Varios proyectos del PSOE

La gestación del proyecto de ley para la Reforma de la Función Pública sufrió diversos avatares. Existían posturas divergentes en el seno del PSOE en cuanto al modo en que debía ser acometida la reforma del aparato de la Administración del Estado. Desde el Ministerio de la Presidencia, y más concretamente desde la Secretaría de Estado para la Función Pública, se ofrecía un proyecto de ley amplio y bastante minucioso en algunos aspectos concretos.

Este borrador era criticado desde otros sectores del propio partido, donde se insistía en la conveniencia de redactar una ley breve, que sirviese exclusivamente para solucionar los problemas más acuciantes, a la vez que se dejaba al futuro Estatuto de la Función Pública el planteamiento y desarrollo de las bases de una nueva Administración.

Aparte de problemas estrictamente formales, se argumentaba desde estos sectores la conveniencia de evitar el doble desgaste político que representaría el debate parlamentario sobre esta ley y el consiguiente sobre el Estatuto, que a la vista de la situación actual posiblemente no verá la luz hasta la próxima legislatura.

Sin embargo, los reproches de la oposición parlamentaria al presidente González durante el debate sobre el estado de la nación en septiembre pasado, en el sentido de que la tan anunciada reforma de la Administración se había quedado en hacer madrugar a los funcionarios, impulsó al Gobierno a acelerar la presentación de este proyecto de ley. Una vez aprobado en Consejo de Ministros, comenzaron a generarse las primeras protestas por la práctica totalidad de los sectores afectados.

Javier Moscoso decidió buscar el consenso del Grupo Popular sobre este proyecto de ley. Las negociaciones aparentemente marchaban por unos cauces de entendimiento mutuo, hasta que inesperadamente, y sin que ninguna de las dos partes ofrecieran a la opinión pública ninguna razón convincente, los populares rompieron las conversaciones.

Sobre esta ruptura existen varias versiones. Una apunta la hipótesis de que el secretario de Estado para la Administración pública, Francisco Ramos, aceptó la negociación con el Grupo Popular a regañadientes. Según fuentes socialistas, Ramos no veía con buenos ojos alterar el contenido del proyecto de ley en los aspectos que pretendían los populares.

Con ocasión de los debates a puerta cerrada de un suplicatorio, Ramos tachó de de "fascista" -al menos eso aseguran quienes afirman haberlo oído-, al diputado del Grupo Popular Arturo García Tizón, uno de los parlamentarios designados por AP para negociar con el PSOE.

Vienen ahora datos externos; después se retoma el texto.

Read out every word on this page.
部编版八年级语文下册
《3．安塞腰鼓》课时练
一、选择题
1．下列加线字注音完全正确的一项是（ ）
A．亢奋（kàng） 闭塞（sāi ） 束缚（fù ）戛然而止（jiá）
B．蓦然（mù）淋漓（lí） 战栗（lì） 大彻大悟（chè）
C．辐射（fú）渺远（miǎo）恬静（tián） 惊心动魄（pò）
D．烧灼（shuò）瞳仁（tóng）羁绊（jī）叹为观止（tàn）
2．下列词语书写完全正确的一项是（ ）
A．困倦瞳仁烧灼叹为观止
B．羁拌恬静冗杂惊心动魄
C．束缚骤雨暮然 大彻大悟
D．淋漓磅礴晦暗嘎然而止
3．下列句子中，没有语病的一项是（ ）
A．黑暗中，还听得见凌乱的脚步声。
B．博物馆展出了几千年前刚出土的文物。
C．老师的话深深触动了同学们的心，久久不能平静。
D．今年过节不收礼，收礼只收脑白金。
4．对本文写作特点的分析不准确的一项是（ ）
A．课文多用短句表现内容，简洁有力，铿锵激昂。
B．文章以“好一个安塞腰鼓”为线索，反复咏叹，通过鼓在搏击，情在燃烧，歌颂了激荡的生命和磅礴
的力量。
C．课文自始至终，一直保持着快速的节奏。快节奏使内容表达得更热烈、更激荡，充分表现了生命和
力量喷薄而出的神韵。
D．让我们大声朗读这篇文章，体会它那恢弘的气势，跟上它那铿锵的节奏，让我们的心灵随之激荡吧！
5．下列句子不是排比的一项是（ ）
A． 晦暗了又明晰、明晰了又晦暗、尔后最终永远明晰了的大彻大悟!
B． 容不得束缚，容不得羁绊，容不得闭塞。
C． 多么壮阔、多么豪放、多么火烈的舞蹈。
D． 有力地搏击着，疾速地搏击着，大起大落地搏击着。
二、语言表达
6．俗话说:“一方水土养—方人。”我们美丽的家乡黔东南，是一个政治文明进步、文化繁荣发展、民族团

La otra versión hace referencia a la rentabilidad política que Alianza Popular podía obtener dejando solo al Gobierno ante un proyecto de ley criticado en todos los frentes. El desgaste evidenciado por el Gobierno en las elecciones catalanas y los propios problemas intemos de AP con el Partido Demócrata Popular parecen reforzar esta segunda interpretación de la ruptura. Una ruptura que, en cualquier caso, no se produjo por desacuerdos fundamentales con el texto de la ley.

Descontento general

Así las cosas, el Gobierno trata en estos momentos de sacar adelante una ley que no contenta a nadie: todos los partidos de la oposición la han atacado duramente en el Congreso de los Diputados; el propio Grupo parlamentario Socialista ha tenido que recurrir a portavoces improvisados para su defensa, como fue el caso de Eduardo Martín Toval o de Fernando Gimeno, ya que los más autorizados -por su especialización en temas de Administración pública- han procurado escurrir el bulto argumentando diversas circunstancias, quizá porque no aprueban el conjunto de la ley.

Diputados y senadores socialistas comentan en privado el malestar existente por tener que votar favorablemente un proyecto de ley con el que discrepan en varios aspectos, especialmente en el referido a la carrera administrativa. No obstante, los parlamentarios socialistas mantienen a rajatabla el principio de la disciplina de voto y no es probable que se produzca ninguna manifestación pública en contra de los planteamientos gubernamentales.